The Jefferson Davis Hospital, now called the Elder Street Artist Lofts, has 34 apartments. Lawler says residents started moving in last fall.

"We actually were finishing up the lease around the time of Hurricane Katrina and actually the last I think six units in the building were taken by evacuees from the hurricane from New Orleans."

The New Orleans artists were mostly jazz musicians as well as visual artists. The lofts meet a couple of needs for artists ... it provides both affordable housing and studio space. Each apartment's rent is based on income. The rents range from about $275 up to about $800 a month.

Painter Susan Goettsche moved in last fall. She says being in an artist community is inspiring.

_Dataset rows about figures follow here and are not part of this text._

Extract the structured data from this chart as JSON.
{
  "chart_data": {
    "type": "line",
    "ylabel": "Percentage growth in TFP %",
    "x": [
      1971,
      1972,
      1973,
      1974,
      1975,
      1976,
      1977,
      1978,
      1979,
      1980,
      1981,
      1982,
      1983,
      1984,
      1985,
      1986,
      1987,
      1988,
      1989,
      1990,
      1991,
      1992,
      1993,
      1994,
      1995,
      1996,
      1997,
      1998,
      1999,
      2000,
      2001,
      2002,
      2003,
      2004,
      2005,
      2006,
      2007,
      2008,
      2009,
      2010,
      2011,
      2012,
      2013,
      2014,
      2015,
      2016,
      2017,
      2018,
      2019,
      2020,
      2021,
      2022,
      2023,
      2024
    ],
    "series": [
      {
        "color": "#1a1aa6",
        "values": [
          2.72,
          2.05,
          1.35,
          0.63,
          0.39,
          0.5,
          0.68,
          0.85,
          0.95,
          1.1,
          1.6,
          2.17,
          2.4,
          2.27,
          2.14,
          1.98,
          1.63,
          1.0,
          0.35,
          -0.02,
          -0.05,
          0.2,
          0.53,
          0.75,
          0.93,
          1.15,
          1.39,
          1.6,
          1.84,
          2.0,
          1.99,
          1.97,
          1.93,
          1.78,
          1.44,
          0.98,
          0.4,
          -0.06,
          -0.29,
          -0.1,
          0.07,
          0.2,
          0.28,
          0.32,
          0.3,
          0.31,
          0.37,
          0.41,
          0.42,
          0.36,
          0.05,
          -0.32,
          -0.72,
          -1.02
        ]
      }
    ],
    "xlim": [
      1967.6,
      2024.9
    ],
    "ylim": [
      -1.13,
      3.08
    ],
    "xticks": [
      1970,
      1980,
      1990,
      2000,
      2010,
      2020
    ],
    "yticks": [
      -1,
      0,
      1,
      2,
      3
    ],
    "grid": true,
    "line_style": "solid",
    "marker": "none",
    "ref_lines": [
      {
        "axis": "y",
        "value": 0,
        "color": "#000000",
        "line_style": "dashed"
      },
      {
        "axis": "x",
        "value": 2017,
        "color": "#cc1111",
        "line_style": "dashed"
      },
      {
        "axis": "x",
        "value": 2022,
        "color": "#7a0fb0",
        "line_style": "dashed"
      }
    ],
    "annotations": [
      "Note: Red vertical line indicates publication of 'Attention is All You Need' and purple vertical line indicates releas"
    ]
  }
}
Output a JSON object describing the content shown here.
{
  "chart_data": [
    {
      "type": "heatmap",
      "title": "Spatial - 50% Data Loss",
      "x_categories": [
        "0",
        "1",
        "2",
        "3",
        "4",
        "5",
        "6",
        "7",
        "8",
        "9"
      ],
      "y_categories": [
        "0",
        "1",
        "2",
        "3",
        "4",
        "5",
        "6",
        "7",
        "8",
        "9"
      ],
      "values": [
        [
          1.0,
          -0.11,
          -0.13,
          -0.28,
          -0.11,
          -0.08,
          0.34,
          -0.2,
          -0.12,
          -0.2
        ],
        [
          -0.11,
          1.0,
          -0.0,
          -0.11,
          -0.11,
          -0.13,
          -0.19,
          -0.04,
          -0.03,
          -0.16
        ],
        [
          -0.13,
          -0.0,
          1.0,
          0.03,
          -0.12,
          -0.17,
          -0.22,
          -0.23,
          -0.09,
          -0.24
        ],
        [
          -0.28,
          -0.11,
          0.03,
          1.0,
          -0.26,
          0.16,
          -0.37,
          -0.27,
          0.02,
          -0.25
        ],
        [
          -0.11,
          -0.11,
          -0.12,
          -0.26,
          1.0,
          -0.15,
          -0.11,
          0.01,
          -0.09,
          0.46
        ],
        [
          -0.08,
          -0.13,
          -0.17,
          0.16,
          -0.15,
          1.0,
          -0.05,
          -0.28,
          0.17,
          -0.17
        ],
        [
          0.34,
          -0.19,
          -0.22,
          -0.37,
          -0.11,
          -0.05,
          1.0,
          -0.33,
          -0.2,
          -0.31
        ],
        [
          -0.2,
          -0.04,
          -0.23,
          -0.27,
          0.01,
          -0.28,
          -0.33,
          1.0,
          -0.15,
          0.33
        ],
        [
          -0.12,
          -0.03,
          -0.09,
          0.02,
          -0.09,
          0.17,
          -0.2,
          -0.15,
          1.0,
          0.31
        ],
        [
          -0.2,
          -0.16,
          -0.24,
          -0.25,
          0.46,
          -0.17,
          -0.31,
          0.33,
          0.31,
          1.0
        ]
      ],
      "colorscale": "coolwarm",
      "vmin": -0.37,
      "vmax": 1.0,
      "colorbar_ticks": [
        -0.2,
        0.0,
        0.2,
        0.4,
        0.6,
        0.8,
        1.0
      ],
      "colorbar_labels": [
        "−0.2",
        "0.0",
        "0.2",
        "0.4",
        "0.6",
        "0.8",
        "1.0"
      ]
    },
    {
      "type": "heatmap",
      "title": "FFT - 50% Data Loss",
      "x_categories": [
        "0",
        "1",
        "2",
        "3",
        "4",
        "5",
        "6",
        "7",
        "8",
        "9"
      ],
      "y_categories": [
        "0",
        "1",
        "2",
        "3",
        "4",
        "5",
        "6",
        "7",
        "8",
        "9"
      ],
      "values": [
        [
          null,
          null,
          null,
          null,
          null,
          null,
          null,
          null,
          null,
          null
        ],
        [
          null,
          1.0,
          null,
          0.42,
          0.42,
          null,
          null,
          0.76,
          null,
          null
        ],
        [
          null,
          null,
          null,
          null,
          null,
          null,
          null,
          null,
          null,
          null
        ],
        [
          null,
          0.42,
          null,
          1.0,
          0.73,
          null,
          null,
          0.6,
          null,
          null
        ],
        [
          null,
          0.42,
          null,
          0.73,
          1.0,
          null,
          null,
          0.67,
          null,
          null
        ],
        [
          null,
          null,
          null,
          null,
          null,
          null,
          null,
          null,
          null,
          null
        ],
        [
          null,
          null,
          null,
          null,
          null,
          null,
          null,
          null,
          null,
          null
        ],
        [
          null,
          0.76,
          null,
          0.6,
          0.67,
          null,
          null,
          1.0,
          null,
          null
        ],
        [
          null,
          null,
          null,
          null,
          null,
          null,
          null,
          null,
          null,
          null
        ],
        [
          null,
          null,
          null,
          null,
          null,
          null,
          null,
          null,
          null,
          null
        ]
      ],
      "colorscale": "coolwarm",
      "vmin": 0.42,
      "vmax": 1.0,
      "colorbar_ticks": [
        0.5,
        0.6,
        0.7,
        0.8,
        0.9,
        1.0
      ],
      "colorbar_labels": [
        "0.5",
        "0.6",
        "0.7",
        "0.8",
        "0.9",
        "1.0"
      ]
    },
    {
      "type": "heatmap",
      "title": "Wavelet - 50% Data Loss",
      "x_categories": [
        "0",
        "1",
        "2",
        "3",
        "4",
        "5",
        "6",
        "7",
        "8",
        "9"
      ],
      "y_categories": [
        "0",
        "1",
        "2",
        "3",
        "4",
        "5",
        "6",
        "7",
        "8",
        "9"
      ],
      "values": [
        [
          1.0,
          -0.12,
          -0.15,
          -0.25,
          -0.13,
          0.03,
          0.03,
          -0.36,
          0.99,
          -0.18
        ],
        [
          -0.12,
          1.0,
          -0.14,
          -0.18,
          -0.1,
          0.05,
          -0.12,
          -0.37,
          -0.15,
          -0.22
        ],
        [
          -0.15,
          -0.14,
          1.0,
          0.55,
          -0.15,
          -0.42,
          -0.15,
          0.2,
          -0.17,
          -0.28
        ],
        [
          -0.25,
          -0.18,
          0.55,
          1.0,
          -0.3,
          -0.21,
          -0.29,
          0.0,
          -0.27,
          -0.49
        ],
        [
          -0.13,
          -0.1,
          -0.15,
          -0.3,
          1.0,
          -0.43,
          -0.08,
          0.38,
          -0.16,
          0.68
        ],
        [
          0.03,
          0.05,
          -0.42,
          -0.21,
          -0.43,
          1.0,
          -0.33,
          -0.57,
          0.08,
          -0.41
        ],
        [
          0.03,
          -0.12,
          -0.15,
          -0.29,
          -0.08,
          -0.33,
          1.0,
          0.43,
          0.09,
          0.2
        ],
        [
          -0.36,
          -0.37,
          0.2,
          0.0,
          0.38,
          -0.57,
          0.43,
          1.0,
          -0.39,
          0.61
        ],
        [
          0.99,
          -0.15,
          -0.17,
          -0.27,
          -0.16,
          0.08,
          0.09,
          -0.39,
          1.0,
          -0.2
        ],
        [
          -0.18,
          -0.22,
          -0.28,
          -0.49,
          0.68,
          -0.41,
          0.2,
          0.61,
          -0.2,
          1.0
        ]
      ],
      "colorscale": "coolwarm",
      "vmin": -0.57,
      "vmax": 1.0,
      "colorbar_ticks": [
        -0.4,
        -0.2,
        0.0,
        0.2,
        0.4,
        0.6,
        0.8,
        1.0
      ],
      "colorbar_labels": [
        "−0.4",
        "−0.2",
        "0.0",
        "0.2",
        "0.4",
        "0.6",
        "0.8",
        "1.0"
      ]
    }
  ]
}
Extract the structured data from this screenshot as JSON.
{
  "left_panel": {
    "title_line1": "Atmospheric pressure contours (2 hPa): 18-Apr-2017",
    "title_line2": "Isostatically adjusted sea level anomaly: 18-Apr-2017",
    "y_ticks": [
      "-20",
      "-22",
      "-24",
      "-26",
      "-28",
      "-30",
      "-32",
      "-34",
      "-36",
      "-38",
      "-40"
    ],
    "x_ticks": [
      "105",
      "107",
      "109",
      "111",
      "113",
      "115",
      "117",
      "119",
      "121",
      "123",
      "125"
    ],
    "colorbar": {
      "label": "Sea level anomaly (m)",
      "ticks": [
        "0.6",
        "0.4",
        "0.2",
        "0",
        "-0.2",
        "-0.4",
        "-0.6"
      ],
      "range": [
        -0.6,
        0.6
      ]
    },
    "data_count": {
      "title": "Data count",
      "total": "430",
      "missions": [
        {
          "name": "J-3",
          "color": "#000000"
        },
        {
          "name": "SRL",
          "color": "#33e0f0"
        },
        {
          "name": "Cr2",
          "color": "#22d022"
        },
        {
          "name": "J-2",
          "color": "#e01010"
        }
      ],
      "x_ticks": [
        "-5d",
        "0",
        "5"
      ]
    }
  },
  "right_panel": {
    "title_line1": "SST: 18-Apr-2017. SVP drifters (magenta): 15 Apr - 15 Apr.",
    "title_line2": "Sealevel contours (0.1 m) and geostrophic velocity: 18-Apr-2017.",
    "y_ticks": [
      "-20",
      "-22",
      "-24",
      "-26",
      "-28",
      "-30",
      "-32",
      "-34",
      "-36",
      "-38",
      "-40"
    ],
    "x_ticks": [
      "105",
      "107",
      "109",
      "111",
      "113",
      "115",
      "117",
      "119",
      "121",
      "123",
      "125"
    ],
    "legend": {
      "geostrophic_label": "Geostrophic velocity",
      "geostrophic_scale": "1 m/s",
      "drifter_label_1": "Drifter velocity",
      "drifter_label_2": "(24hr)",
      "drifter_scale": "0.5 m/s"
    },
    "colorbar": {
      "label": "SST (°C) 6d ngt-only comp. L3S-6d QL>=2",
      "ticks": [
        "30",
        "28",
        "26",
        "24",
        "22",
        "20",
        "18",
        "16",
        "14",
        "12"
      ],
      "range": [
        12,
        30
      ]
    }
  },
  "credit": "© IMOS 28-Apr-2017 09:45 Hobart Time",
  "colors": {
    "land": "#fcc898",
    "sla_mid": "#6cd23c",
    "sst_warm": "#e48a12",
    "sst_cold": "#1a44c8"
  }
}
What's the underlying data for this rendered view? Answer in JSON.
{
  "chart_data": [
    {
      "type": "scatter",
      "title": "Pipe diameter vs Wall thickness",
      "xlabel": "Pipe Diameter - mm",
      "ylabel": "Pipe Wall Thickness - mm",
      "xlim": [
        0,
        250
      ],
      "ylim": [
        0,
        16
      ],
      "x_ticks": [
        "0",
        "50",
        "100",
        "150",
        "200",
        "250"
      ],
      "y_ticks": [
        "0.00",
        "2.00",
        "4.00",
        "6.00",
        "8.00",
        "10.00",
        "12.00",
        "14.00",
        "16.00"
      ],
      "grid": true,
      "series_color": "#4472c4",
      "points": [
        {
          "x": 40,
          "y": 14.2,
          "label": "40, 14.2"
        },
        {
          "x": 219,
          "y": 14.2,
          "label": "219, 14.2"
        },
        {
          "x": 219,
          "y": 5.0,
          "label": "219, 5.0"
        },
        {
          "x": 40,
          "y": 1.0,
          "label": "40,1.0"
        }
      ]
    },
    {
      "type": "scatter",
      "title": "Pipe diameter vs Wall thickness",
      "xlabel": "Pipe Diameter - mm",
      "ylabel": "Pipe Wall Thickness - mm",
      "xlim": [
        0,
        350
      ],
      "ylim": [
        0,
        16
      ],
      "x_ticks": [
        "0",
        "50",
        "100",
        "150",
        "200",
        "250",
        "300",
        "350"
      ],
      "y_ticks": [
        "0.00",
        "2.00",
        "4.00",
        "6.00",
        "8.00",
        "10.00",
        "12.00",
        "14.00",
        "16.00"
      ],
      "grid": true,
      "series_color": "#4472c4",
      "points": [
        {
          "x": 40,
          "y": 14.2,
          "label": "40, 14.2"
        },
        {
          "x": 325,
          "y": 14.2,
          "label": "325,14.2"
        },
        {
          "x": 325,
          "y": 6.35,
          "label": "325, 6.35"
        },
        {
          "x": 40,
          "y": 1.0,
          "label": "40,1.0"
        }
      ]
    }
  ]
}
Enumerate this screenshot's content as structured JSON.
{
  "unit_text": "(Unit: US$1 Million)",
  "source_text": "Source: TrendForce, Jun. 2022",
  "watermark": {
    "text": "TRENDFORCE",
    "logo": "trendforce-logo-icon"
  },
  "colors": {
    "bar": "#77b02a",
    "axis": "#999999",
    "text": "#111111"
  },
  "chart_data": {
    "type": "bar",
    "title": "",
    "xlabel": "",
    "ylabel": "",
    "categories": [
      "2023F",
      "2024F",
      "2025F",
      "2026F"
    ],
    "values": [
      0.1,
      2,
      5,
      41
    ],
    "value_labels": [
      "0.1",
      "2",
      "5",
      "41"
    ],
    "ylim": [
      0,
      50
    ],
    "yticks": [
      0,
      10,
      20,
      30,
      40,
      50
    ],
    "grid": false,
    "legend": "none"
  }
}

"I think when you're an artist you want to be around other artists and it's kind of hard when you are not in a community where they are."

The networking opportunities have made a difference for Kameem Smith's career as a mixed media sculptor. She credits a gallery showing to living at the Elder Street Artist Lofts. It put to rest her one concern about moving ... and that was people's abilities to find the lofts, which are located on a dead end street just north of downtown Houston. Smith says living and working in the same space was a big draw for her because studio space can be expensive.

"If you can find the affordable ones you're really lucky but a lot of them tend to really get up there in price so I was trying to find a space to work and live. And when I found out about this space I said if I can get in here it would be a wonderfull opportunity for me to have a studio and live in that space as well."

Avenue CDC is working on adding more amenities for artists in the First Ward, including more affordable studio space. Capella Tucker, Houston Public Radio News.